5. On page 29 Adele says, “Humor is requisite for survival, young lady. Especially here.” What purpose does humor serve in the novel?

6. What is the effect of viewing significant historical events and individuals, such as the Anschluss, J. Robert Oppenheimer, and Albert Einstein’s death, through the lens of Adele and Kurt’s marriage?

7. Adele, Anna, and Kurt all feel outcast from their environments. Why is Adele able to communicate her lonesomeness to Anna but not to Kurt? In what ways do Anna and Adele’s outcast status differ from Kurt’s?

8. Adele and Kurt both are more concerned with their personal lives than with the political situations around them. How is this reflected in Anna’s initial preoccupation with getting Kurt’s papers from Adele?

9. What is the difference between the story Adele tells herself and the account Elizabeth Glinka gives about the Gödels’ home life? Does it alter Anna’s or your understanding of Adele and her life with Kurt?
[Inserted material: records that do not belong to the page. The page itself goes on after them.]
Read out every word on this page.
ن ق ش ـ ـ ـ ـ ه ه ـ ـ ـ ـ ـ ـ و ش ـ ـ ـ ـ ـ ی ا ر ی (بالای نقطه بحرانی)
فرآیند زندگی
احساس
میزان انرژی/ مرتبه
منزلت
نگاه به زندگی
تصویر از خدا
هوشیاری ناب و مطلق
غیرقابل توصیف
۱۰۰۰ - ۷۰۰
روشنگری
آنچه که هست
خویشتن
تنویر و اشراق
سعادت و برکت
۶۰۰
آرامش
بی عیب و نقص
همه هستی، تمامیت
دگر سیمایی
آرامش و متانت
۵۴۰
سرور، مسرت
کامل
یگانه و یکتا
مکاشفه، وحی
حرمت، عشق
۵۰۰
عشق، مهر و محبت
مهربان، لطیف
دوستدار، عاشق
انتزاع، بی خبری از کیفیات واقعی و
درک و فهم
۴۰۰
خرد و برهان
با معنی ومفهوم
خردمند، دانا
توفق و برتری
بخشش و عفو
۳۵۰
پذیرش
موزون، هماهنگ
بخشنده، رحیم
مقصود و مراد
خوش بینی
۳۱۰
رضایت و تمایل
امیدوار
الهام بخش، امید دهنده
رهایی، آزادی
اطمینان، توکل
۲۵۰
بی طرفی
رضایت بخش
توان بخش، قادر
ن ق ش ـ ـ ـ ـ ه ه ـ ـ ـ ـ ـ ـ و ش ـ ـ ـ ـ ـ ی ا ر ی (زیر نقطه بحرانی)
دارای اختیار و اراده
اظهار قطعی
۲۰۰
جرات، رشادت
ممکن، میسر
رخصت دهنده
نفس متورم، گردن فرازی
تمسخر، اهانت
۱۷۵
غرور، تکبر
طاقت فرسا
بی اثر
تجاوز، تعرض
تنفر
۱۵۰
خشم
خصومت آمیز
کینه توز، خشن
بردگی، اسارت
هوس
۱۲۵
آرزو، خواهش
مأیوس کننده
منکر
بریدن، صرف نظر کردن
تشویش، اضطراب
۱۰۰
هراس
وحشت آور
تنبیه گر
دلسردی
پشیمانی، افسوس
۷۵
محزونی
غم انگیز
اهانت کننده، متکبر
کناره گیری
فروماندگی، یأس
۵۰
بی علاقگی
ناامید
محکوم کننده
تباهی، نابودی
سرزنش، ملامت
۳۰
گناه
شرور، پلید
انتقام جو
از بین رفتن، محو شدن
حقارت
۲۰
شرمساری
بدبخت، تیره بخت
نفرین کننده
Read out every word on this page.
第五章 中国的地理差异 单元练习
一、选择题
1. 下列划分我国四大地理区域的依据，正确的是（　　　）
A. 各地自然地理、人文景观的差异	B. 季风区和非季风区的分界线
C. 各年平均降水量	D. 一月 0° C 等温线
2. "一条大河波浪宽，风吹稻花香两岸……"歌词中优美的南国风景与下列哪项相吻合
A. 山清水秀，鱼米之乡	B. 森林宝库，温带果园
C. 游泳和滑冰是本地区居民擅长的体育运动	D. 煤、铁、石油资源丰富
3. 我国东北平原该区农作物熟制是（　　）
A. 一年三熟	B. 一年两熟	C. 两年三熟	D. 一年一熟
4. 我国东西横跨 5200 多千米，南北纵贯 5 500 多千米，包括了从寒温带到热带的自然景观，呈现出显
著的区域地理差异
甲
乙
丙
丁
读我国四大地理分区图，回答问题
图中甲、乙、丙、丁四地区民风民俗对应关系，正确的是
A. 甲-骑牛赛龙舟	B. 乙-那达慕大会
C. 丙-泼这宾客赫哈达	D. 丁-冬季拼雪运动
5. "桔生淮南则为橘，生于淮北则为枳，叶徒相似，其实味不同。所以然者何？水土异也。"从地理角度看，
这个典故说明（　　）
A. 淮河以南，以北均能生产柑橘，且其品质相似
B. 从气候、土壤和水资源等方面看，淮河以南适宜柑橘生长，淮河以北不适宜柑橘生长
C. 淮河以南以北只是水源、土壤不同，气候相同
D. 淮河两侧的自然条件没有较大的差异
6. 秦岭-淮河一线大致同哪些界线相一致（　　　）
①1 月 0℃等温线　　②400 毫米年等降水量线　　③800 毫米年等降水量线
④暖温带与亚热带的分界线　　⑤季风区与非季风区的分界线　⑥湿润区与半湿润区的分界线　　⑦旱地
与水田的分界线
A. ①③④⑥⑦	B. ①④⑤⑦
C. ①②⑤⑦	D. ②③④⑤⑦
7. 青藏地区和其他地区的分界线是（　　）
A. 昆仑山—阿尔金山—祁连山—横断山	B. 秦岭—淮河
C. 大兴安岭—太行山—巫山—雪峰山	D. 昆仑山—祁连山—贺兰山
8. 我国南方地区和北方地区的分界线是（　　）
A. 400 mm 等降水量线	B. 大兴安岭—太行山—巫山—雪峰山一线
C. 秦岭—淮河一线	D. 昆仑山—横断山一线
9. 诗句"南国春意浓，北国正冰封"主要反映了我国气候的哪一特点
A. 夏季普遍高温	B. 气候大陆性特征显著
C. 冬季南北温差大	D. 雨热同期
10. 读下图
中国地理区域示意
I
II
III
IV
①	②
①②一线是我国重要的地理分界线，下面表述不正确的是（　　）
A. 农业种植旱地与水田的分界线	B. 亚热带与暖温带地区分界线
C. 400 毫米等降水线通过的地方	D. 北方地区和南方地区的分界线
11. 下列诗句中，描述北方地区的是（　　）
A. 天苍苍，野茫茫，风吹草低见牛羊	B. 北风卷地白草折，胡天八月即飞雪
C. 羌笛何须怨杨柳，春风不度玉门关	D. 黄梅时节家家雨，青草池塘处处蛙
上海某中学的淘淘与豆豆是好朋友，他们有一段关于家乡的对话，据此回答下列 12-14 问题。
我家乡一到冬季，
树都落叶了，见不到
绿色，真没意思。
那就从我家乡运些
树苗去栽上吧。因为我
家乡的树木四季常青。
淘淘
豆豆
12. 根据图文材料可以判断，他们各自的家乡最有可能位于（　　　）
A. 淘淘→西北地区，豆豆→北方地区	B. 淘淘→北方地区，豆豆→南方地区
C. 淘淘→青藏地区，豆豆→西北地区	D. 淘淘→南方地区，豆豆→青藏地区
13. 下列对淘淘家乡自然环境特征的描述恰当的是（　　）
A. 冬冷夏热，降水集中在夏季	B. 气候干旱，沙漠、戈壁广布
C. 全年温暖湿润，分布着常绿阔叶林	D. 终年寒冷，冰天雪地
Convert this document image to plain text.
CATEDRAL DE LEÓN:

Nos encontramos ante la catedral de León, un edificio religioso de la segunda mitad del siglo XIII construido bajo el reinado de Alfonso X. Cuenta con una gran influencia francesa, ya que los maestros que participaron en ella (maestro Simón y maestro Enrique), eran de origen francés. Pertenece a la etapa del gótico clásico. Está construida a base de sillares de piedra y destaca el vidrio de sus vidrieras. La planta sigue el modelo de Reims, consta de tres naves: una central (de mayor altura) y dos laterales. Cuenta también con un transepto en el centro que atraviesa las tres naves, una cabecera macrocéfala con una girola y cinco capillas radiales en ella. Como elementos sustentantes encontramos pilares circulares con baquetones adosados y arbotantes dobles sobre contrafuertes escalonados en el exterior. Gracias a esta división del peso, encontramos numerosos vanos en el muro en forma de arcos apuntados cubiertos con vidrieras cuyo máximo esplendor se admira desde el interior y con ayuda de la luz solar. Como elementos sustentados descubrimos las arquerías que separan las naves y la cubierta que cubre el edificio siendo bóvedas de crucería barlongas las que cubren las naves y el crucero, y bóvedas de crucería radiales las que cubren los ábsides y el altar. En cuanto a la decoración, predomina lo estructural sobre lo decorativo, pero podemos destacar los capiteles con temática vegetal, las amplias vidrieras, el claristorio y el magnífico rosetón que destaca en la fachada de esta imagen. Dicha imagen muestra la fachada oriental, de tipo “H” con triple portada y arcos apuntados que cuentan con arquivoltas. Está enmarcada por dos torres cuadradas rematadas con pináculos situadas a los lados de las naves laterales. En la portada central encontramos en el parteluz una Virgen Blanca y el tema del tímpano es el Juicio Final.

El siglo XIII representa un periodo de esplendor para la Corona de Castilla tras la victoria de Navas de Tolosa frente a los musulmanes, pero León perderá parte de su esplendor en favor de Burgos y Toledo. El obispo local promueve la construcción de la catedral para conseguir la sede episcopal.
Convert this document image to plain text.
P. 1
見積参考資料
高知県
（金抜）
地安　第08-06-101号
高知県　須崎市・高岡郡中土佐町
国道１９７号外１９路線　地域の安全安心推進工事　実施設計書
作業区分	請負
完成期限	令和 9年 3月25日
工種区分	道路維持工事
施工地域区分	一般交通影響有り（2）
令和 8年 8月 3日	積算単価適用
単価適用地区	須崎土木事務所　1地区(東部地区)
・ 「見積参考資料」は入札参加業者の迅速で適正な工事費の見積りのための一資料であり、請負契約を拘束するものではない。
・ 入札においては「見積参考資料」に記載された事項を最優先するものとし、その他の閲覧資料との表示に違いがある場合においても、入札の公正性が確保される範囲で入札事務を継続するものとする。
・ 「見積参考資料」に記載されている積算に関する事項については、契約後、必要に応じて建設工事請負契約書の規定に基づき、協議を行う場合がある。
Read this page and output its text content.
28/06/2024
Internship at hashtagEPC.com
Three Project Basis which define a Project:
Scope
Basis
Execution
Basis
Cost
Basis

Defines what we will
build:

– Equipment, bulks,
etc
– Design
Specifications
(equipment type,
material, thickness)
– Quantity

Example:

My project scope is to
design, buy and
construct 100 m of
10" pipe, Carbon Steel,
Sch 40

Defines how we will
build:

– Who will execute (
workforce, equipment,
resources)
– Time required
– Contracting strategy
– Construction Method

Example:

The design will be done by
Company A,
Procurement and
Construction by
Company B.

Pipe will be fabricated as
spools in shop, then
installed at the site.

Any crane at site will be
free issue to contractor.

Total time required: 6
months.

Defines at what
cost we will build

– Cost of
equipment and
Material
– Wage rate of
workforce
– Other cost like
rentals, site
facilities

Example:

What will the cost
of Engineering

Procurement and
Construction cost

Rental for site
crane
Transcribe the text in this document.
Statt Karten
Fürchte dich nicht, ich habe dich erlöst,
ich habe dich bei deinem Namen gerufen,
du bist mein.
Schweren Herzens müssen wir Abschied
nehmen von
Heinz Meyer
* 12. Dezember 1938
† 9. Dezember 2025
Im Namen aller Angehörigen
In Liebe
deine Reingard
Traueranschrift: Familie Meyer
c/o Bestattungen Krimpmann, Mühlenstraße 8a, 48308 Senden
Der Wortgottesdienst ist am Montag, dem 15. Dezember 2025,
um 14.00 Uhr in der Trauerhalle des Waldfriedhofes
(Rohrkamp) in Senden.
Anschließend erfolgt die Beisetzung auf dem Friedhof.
10. On page 233 Adele tells Albert Einstein, “A good excuse to share nothing and keep everything among yourselves, among the elect. I thought you were more democratic, Herr Einstein.” What do you think about Adele’s assertion that the intelligentsia purposefully limit access to their work? Can her observation apply to her relationship with Kurt Gödel?

11. Adele believes that she was created “to keep a certain genius from slipping away before his time,” that she “had been compost for the sublime.” In contrast, Anna concludes that “No one has a mission. Adele had loved Kurt; nothing was more important.” With whom do you agree and why?